Mi conciencia de ese hombre es ahora muy distinta de la percepción que me hace llegar la vista, y no sólo del hombre, sino de mí mismo y de todas las cosas; como si las sintiera, ahora, desde una perspectiva más amplia, y con mayor objetividad. Todo es más pequeño, ridículamente pequeño, el hombre y yo somos pequeños animalitos, y nuestros movimientos no obedecen a las motivaciones que creemos, sino que forman parte de un plan general. Miré hacia la calle y vi a los carabineros. Había cesado de nevar y la nieve se derretía sobre sus cuerpos y en la calle. El cadáver del ser alado ya no estaba allí. Los carabineros me parecieron también muy pequeños y distantes.
– Voy a buscar un médico -dije, y en forma automática dirigí mis pasos hacia la puerta, la traspuse, e intenté caminar hacia la derecha; oí un estruendo y algo pasó rozándome casi la nariz; sobre la pared a mi derecha, junto a una ventana cerrada, se abrió un tremendo boquete. Un segundo estruendo y algo se derrumbó a mis espaldas.
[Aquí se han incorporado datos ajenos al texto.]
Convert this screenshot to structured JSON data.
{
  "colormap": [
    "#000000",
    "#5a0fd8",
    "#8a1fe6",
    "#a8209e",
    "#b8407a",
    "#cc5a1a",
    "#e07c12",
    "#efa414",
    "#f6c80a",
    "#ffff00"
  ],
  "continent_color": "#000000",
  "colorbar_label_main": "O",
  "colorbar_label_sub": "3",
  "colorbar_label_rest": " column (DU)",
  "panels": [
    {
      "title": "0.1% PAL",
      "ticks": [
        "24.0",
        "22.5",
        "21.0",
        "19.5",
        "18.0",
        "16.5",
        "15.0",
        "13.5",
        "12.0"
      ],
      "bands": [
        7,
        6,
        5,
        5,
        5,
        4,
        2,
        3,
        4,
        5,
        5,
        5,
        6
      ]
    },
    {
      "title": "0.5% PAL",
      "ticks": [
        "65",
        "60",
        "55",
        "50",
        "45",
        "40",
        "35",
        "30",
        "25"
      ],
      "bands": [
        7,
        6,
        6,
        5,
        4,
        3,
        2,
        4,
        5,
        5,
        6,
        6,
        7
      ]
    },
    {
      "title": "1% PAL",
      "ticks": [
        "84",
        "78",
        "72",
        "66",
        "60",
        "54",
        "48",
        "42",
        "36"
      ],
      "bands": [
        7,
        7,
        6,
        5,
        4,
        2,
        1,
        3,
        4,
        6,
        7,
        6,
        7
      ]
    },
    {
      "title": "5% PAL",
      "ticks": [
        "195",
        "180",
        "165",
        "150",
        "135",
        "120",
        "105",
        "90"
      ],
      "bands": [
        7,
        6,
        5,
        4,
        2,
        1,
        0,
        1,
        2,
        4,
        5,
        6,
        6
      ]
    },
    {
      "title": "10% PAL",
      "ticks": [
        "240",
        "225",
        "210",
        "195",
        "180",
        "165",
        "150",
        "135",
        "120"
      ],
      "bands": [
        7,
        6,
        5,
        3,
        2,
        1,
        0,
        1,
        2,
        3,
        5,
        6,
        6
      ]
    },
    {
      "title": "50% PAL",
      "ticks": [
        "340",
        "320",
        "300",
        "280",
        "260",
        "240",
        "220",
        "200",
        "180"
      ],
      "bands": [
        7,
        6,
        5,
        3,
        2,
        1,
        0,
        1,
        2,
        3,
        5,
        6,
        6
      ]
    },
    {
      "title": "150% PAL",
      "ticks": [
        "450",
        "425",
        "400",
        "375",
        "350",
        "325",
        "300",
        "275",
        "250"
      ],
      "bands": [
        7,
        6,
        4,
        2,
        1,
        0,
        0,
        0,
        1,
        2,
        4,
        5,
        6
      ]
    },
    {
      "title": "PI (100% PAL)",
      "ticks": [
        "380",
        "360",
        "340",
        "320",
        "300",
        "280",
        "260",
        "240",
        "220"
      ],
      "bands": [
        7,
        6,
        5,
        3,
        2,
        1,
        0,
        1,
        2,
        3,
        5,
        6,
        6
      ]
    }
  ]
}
– ¡Los carabineros! -pensé, aterrado, y mientras volvían a cargar sus mosquetes entré corriendo al Asilo a toda velocidad.
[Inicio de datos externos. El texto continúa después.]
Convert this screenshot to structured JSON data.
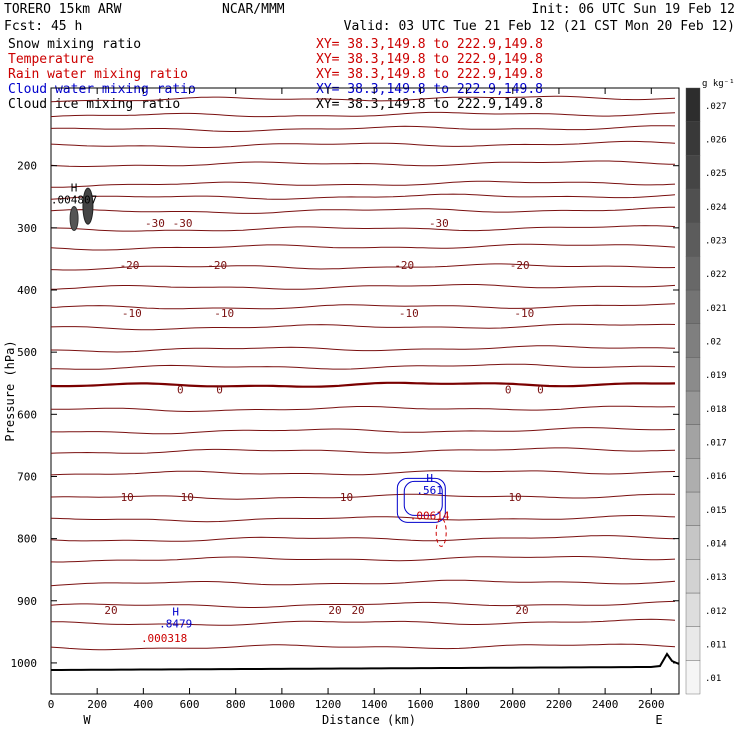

Me siento de nuevo muy ágil y lúcido, mientras subo los escalones de cuatro en cuatro. He recuperado mi sentido habitual de las cosas. En mi pieza está Angeline, en cuclillas junto al colchón de Abal, atendiéndolo. Ha llegado la palangana con agua, y allí remoja de vez en cuando un pañuelo que le coloca en la frente. Ella está vestida de igual modo que en la azotea; puedo ver perfectamente su cuerpo desnudo bajo esa especie de camisón transparente, y aunque comprendo que el momento no es adecuado, no puedo evitar desearla.